# the fest - gainesville,fl



## marc (Sep 22, 2008)

is anyone heading to the fest? its oct31-nov2 in gainesville,fl. municipal waste and a few other good bands are playing.


----------



## Oksu (Sep 22, 2008)

yes yes


----------



## marc (Sep 23, 2008)

i heard that magrudergrind is going to play, im mainly going to see municipal waste and assholeparade


----------



## Matt Derrick (Sep 24, 2008)

is anyone driving? perhaps from new orleans? also, if anyone you know is driving or hopping from there to nola, i have a friend that is going to that and wants to come out to nola afterwards...


----------



## marc (Sep 24, 2008)

i wouldnt mind going to nola afterwards, i dont have a car though I'll be hopping trains


----------



## Mouse (Sep 24, 2008)

I wish


----------



## churl (Oct 14, 2008)

im going, riding with a few friends in a van. maybe extra room? we're leaving from atlanta maybe on the 30th (the day before it starts) it's my 5th year attending the fest, always an amazing time! a great time to meet people


----------



## marc (Oct 14, 2008)

are you going to be passing through tallahassee? me and my road dawg were gonna hitchhike from there but if we could get a ride that would be fucking awesome. we can probably throw you some gas money or just buy a bunch of beer when we get to gainesville.


----------



## churl (Oct 14, 2008)

sorry, we're going right down 75. T-town is a bit out of the way :-( i have a really good feeling that youll get a ride, last year we pasted two different people we knew while driving on the intersate, (not to mention the other obvious vans on tour) with 300+ bands playing and just walking the streets. it's an event not to be missed!


----------



## Birdy (Oct 14, 2008)

awe man I wanna goto that so baaad. I'd grab a friend and hitch myself, but i dunno how bad it would piss off my dad just leaving home.


----------



## marc (Oct 14, 2008)

just get a round trip bus ticket and leave


----------



## Birdy (Oct 14, 2008)

If only it was that easy.
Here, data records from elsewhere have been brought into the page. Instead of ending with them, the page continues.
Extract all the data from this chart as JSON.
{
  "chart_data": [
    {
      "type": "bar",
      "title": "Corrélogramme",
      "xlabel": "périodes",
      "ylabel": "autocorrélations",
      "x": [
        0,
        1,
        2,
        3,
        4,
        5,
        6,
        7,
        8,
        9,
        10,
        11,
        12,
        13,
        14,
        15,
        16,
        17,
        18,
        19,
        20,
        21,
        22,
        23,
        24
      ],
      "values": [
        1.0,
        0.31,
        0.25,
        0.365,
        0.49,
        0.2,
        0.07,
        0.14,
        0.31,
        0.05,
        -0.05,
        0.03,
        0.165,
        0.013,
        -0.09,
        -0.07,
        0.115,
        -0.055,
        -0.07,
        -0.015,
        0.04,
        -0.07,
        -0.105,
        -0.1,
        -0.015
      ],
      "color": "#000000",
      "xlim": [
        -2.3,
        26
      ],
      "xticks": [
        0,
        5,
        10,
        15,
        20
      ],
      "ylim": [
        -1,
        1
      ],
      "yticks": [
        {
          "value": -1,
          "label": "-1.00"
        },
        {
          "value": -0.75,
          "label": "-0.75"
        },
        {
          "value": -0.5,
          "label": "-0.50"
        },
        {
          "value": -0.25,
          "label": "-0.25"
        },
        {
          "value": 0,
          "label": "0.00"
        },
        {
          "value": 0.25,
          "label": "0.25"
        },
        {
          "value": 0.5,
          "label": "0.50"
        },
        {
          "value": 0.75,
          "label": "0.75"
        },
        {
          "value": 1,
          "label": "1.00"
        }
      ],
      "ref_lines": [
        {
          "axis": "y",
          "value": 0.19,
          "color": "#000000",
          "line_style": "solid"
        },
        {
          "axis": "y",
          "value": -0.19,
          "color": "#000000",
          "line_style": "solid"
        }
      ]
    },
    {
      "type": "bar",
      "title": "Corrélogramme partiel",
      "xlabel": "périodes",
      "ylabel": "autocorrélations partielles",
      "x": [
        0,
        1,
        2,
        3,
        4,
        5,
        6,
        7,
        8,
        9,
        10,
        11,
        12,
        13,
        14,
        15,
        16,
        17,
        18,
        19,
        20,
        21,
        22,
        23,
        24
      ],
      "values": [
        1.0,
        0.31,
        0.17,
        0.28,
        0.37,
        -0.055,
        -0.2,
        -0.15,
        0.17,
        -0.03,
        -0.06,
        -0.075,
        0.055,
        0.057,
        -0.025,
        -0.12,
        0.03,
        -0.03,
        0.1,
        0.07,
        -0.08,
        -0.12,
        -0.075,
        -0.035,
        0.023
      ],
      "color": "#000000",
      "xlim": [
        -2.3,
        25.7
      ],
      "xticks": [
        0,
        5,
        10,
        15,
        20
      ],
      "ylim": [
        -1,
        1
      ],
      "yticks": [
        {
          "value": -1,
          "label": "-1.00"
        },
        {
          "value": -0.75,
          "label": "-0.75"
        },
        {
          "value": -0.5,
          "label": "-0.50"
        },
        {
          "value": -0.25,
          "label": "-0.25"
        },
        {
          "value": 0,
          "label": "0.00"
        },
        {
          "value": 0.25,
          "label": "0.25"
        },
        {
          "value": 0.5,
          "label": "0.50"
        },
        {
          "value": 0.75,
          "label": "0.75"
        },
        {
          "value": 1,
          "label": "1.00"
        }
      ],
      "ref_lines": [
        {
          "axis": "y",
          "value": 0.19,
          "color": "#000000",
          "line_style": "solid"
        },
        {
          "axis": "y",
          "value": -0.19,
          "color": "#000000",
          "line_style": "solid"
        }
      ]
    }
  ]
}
No money and no bus stations near me.


----------



## teejinator (Oct 24, 2008)

hey i'm thinking about driving from kansas city to the fest, but don't want to drive all the way by myself, wondering if anyone in between here and there needs a ride, or someone to ride with them and i coul dhelp out on gas


----------



## dime (Oct 27, 2008)

i amk in kcmo right now i kinda got stuck here for a few days. im gonna still try to make it though


----------



## marc (Oct 28, 2008)

i finally made it here to gainesville. when you guys get in town send me a pm and we can meet up and drink or something


----------